The 4xx class of status code is intended for cases in which the client seems to have erred. Except when responding to a HEAD request, the server should include an entity containing an explanation of the error situation, and whether it is a temporary or permanent condition. These status codes are applicable to any request method. User agents should display any included entity to the user. These are typically the most common codes encountered while online.

400 Bad Request
The request contains bad syntax or cannot be fulfilled.
401 Unauthorized
Similar to 403 Forbidden, but specifically for use when authentication is possible but has failed or not yet been provided. See Basic access authentication and Digest access authentication.
402 Payment Required
The original intention was that this code might be used as part of some form of digital cash or micropayment scheme, but that has not happened, and this code has never been used.
403 Forbidden
The request was a legal request, but the server is refusing to respond to it. Unlike a 401 Unauthorized response, authenticating will make no difference.
404 Not Found  
The requested resource could not be found but may be available again in the future. Subsequent requests by the client are permissible.
405 Method Not Allowed
A request was made of a resource using a request method not supported by that resource; for example, using GET on a form which requires data to be presented via POST, or using PUT on a read-only resource.
406 Not Acceptable
407 Proxy Authentication Required
408 Request Timeout
Client failed to continue the request
409 Conflict
410 Gone
Indicates that the resource requested is no longer available and will not be available again. This should be used when a resource has been intentionally removed; however, in practice, a 404 Not Found is often issued instead. Upon receiving a 410 status code, the client should not request the resource again in the future. Clients such as search engines should remove the resource from their indexes to prevent repeated requests.
411 Length Required
412 Precondition Failed
413 Request Entity Too Large
414 Request-URI Too Long
415 Unsupported Media Type
416 Requested Range Not Satisfiable
The client has asked for a portion of the file, but the server cannot supply that portion (for example, if the client asked for a part of the file that lies beyond the end of the file).
417 Expectation Failed
422 Unprocessable Entity (WebDAV) (RFC 4918)
The request was well-formed but was unable to be followed due to semantic errors.
423 Locked (WebDAV) (RFC 4918)
The resource that is being accessed is locked
424 Failed Dependency (WebDAV) (RFC 4918)
The request failed due to failure of a previous request (e.g. a PROPPATCH).
425 Unordered Collection
Defined in drafts of WebDav Advanced Collections, but not present in "Web Distributed Authoring and Versioning (WebDAV) Ordered Collections Protocol" (RFC 3648).
426 Upgrade Required (RFC 2817)
The client should switch to TLS/1.0.
449 Retry With
A Microsoft extension.

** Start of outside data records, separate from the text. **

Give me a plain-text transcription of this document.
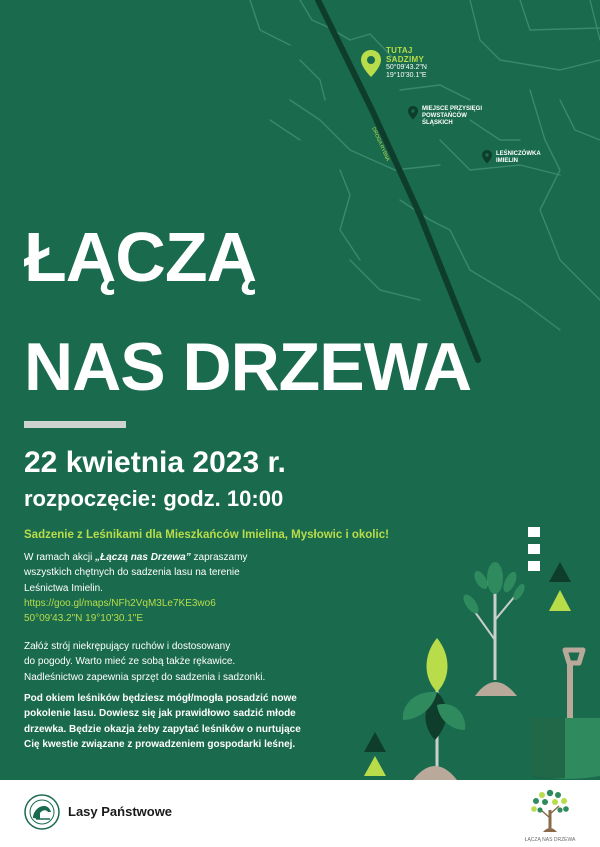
DROGA RYBNA
TUTAJ
SADZIMY
50°09'43.2"N
19°10'30.1"E
MIEJSCE PRZYSIĘGI
POWSTAŃCÓW
ŚLĄSKICH
LEŚNICZÓWKA
IMIELIN
ŁĄCZĄ
NAS DRZEWA
22 kwietnia 2023 r.
rozpoczęcie: godz. 10:00
Sadzenie z Leśnikami dla Mieszkańców Imielina, Mysłowic i okolic!

W ramach akcji „Łączą nas Drzewa” zapraszamy
wszystkich chętnych do sadzenia lasu na terenie
Leśnictwa Imielin.
https://goo.gl/maps/NFh2VqM3Le7KE3wo6
50°09'43.2"N 19°10'30.1"E

Załóż strój niekrępujący ruchów i dostosowany
do pogody. Warto mieć ze sobą także rękawice.
Nadleśnictwo zapewnia sprzęt do sadzenia i sadzonki.

Pod okiem leśników będziesz mógł/mogła posadzić nowe
pokolenie lasu. Dowiesz się jak prawidłowo sadzić młode
drzewka. Będzie okazja żeby zapytać leśników o nurtujące
Cię kwestie związane z prowadzeniem gospodarki leśnej.

Lasy Państwowe
ŁĄCZĄ NAS DRZEWA
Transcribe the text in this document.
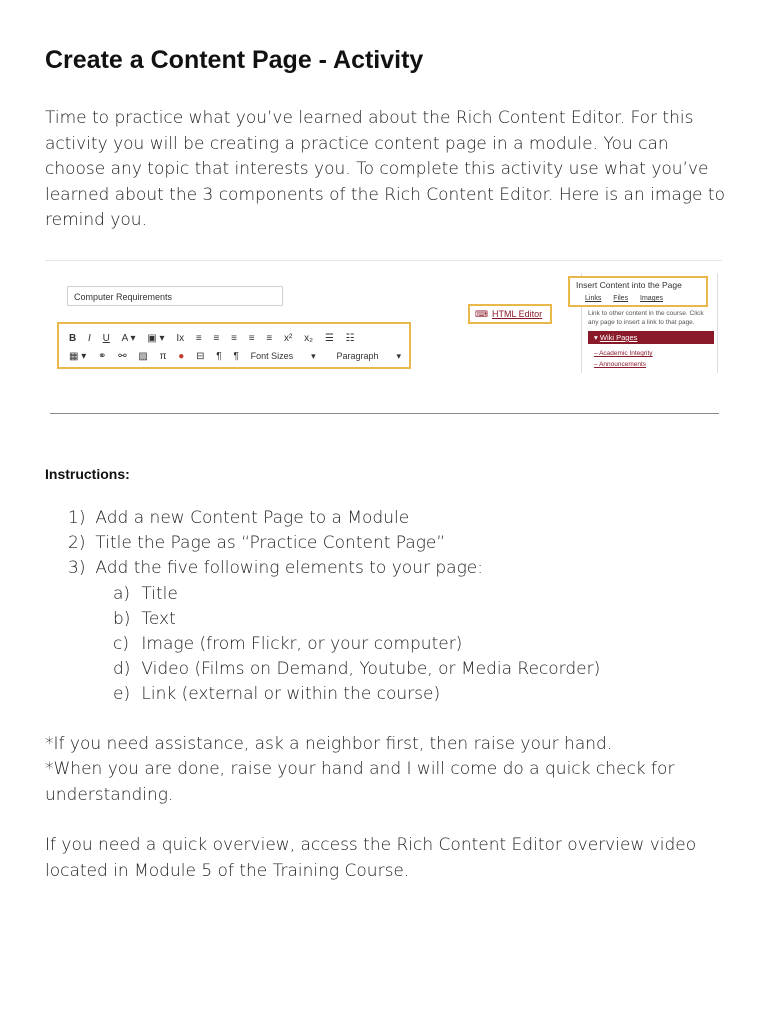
Create a Content Page - Activity

Time to practice what you’ve learned about the Rich Content Editor. For this activity you will be creating a practice content page in a module. You can choose any topic that interests you. To complete this activity use what you’ve learned about the 3 components of the Rich Content Editor. Here is an image to remind you.

Computer Requirements
B I U A ▾ ▣ ▾ Ix ≡ ≡ ≡ ≡ ≡ x² x₂ ☰ ☷
▦ ▾ ⚭ ⚯ ▨ π ● ⊟ ¶ ¶ Font Sizes ▾ Paragraph ▾
⌨ HTML Editor
Insert Content into the Page
Links Files Images
Link to other content in the course. Click any page to insert a link to that page.
▾ Wiki Pages
– Academic Integrity
– Announcements
Instructions:
1) Add a new Content Page to a Module
2) Title the Page as “Practice Content Page”
3) Add the five following elements to your page:
a) Title
b) Text
c) Image (from Flickr, or your computer)
d) Video (Films on Demand, Youtube, or Media Recorder)
e) Link (external or within the course)

*If you need assistance, ask a neighbor first, then raise your hand.

*When you are done, raise your hand and I will come do a quick check for understanding.

If you need a quick overview, access the Rich Content Editor overview video located in Module 5 of the Training Course.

The request should be retried after doing the appropriate action.
450 Blocked
A Microsoft extension. Used for blocking sites with Windows Parental Controls.

5xx Server Error

The server failed to fulfil an apparently valid request.

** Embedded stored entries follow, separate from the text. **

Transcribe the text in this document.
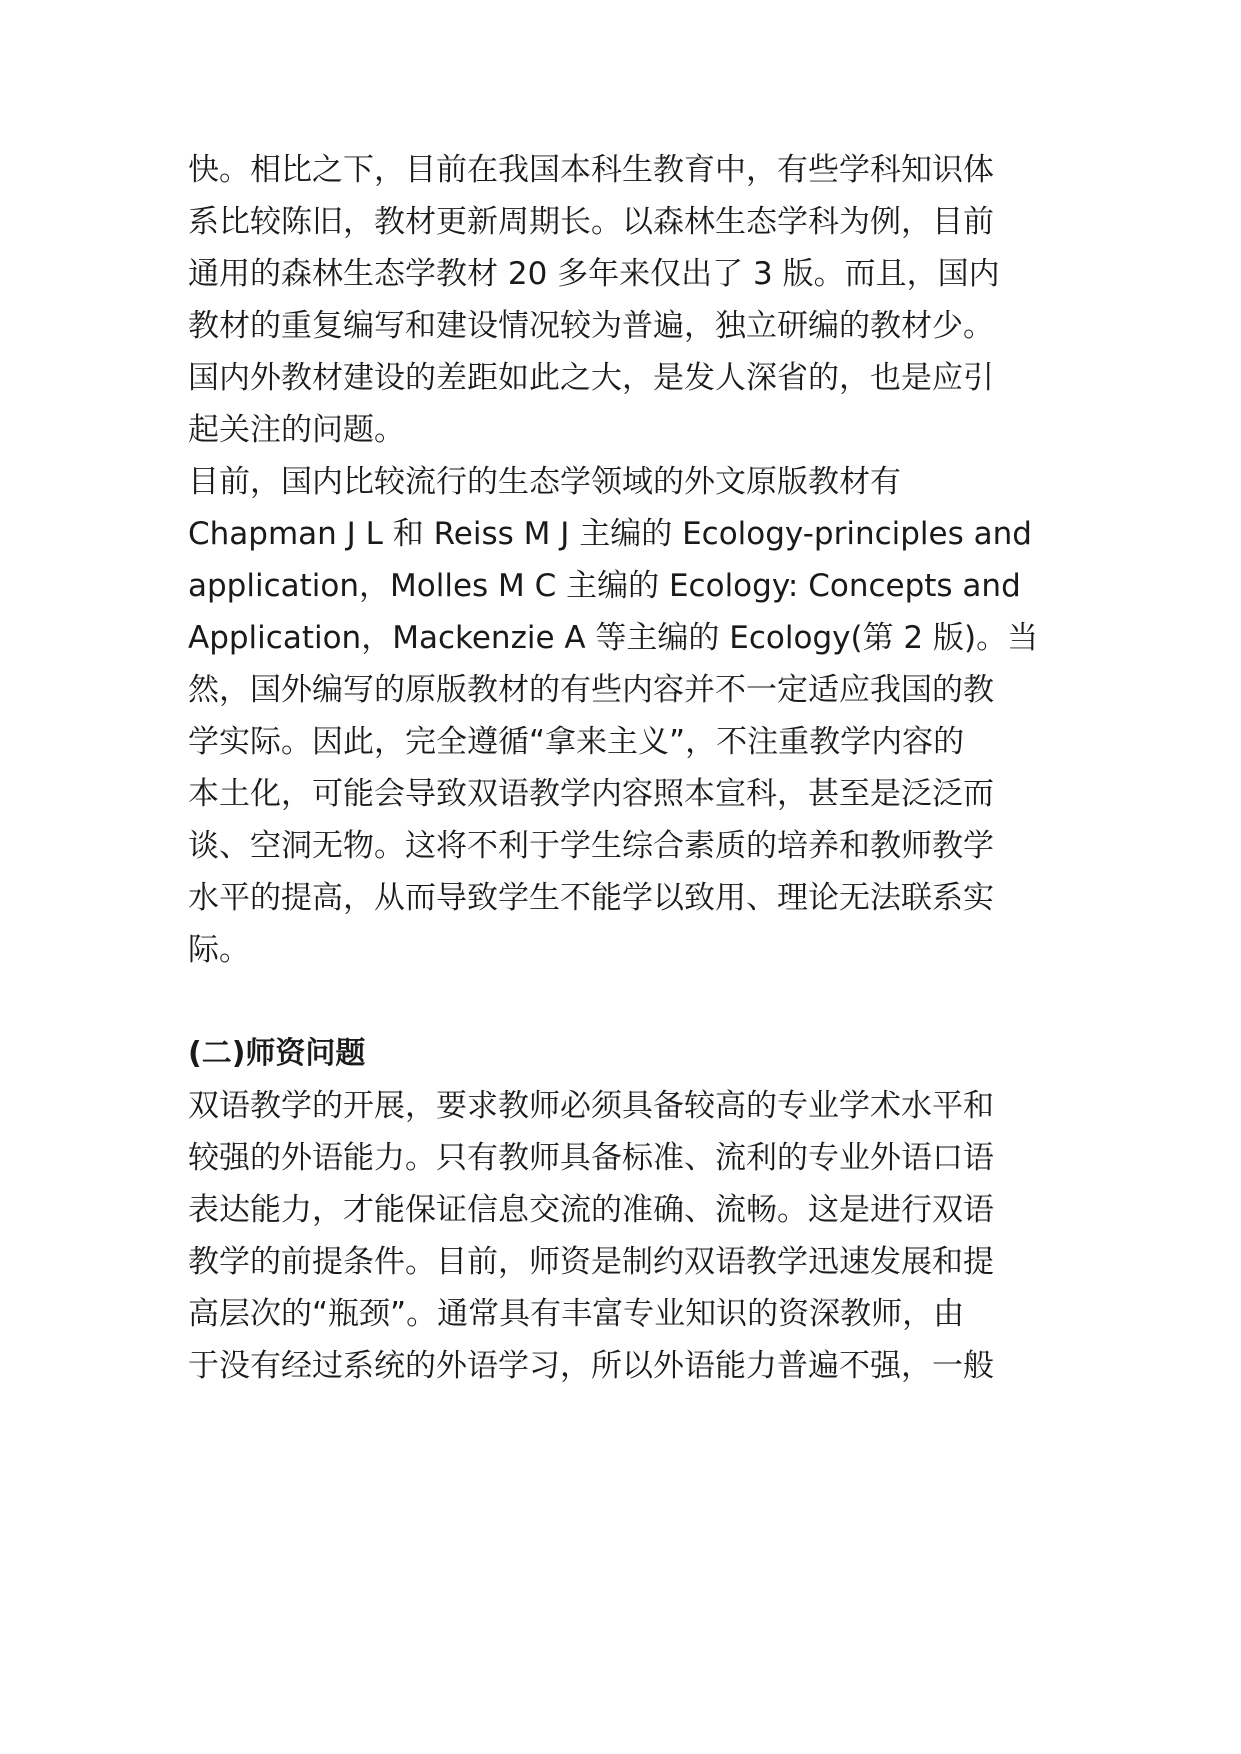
快。相比之下，目前在我国本科生教育中，有些学科知识体

系比较陈旧，教材更新周期长。以森林生态学科为例，目前

通用的森林生态学教材 20 多年来仅出了 3 版。而且，国内

教材的重复编写和建设情况较为普遍，独立研编的教材少。

国内外教材建设的差距如此之大，是发人深省的，也是应引

起关注的问题。

目前，国内比较流行的生态学领域的外文原版教材有

Chapman J L 和 Reiss M J 主编的 Ecology-principles and

application，Molles M C 主编的 Ecology: Concepts and

Application，Mackenzie A 等主编的 Ecology(第 2 版)。当

然，国外编写的原版教材的有些内容并不一定适应我国的教

学实际。因此，完全遵循“拿来主义”，不注重教学内容的

本土化，可能会导致双语教学内容照本宣科，甚至是泛泛而

谈、空洞无物。这将不利于学生综合素质的培养和教师教学

水平的提高，从而导致学生不能学以致用、理论无法联系实

际。

(二)师资问题

双语教学的开展，要求教师必须具备较高的专业学术水平和

较强的外语能力。只有教师具备标准、流利的专业外语口语

表达能力，才能保证信息交流的准确、流畅。这是进行双语

教学的前提条件。目前，师资是制约双语教学迅速发展和提

高层次的“瓶颈”。通常具有丰富专业知识的资深教师，由

于没有经过系统的外语学习，所以外语能力普遍不强，一般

Response status codes beginning with the digit "5" indicate cases in which the server is aware that it has encountered an error or is otherwise incapable of performing the request. Except when responding to a HEAD request, the server should include an entity containing an explanation of the error situation, and indicate whether it is a temporary or permanent condition. Likewise, user agents should display any included entity to the user. These response codes are applicable to any request method.

500 Internal Server Error
501 Not Implemented
502 Bad Gateway
503 Service Unavailable
504 Gateway Timeout
505 HTTP Version Not Supported
506 Variant Also Negotiates (RFC 2295)
507 Insufficient Storage (WebDAV) (RFC 4918)
509 Bandwidth Limit Exceeded (apache bw/limited extension)
This status code, while used by many servers, is not specified in any RFCs.